当日の朝に申請された年次有給休暇

当日の朝に申請された年次有給休暇

年次有給休暇の申請について、急な体調不良で当日の朝に申し出てくるのは仕方がないとして、特に理由を言わないで当日の朝に申し出てきた場合も取得を認めないといけないのでしょうか?

当日になって年次有給休暇を申請してきた場合は、法律的には拒否できます。欠勤扱いにしても構いません。

労働基準法により、事業の正常な運営を妨げる場合は、会社は従業員が申請した年次有給休暇の取得日を変更できること(時季変更権)が定められています。

年次有給休暇の申請が事後になると、会社は時季変更権を行使できません(過去の休暇を取り止めて他の日に変更することは不可能です)ので、年次有給休暇の申請は事前に行うこととされています。

また、休暇は午前0時から午後12時までを1日の単位としていますので、当日の申出は事後の申請ということになります。

つまり、労働基準法上、年次有給休暇の申請は、前日までに行わないといけないということです。したがって、当日に申請してきた年次有給休暇は拒否できます。

もちろん、そのまま取得を認めても構いません。当日の朝に急に体調が悪くなったり、特別な事情がある場合は、当日の申請でも認めている会社が多いです。

法律的には、当日に申請された年次有給休暇は拒否できますので、取得理由が納得できなければ拒否しても構いません。拒否した場合は欠勤扱いになります。

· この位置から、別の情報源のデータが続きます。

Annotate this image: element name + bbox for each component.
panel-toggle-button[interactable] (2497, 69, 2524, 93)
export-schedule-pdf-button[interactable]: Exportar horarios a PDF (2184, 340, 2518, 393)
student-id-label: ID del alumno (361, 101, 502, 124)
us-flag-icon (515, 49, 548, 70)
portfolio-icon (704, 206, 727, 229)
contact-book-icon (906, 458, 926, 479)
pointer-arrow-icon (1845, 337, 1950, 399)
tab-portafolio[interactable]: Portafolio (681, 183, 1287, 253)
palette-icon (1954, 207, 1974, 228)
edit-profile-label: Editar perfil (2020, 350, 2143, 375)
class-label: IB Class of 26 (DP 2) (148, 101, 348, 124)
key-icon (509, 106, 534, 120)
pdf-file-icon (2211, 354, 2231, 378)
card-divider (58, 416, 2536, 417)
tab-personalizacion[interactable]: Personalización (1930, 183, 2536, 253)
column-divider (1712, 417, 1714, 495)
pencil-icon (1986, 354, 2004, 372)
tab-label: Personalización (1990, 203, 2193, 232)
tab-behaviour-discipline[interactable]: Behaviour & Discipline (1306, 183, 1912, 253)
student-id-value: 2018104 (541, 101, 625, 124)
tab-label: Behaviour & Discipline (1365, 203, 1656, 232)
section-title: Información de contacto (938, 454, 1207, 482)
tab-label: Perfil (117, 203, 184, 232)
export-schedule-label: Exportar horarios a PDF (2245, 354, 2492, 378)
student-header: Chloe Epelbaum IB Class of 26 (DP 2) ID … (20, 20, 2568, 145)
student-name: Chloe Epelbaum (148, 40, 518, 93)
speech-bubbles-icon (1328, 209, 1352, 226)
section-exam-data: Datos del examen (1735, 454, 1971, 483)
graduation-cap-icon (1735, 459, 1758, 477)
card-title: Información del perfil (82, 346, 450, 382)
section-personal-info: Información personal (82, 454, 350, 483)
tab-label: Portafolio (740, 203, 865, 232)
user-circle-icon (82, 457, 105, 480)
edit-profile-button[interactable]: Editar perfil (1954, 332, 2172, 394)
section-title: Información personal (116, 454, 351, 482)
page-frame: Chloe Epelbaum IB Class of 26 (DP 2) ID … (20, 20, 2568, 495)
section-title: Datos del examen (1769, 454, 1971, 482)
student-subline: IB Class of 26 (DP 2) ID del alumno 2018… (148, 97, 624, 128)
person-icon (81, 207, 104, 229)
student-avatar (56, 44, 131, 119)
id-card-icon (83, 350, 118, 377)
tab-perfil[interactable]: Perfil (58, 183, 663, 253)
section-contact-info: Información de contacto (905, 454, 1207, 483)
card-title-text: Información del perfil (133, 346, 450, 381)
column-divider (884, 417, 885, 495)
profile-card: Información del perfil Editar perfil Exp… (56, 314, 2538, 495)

なお、前日までに申し出ている場合は年次有給休暇の取得理由を明示させることはできませんが、当日になって申し出てきた場合は(労働基準法で保障している範囲外のことですので)可能です。

特別な理由がないにもかかわらず当日の申請を繰り返す従業員がいると、業務に支障が生じたり、職場の秩序が乱れたりする恐れがあります。また、事業の正常な運営を妨げる場合であっても、年次有給休暇の時季変更権を行使できません。

したがって、実務上は、当日に申請してきた年次有給休暇は、会社が認めた場合に限って取得できるという取扱いが良いと思います。また、虚偽でないことを確認するために、場合によっては、医療機関のレシートや領収書、診断書の提出を求められるようにしておくと良いでしょう。

就業規則に規定しておけば、そのようにルールを設定できます。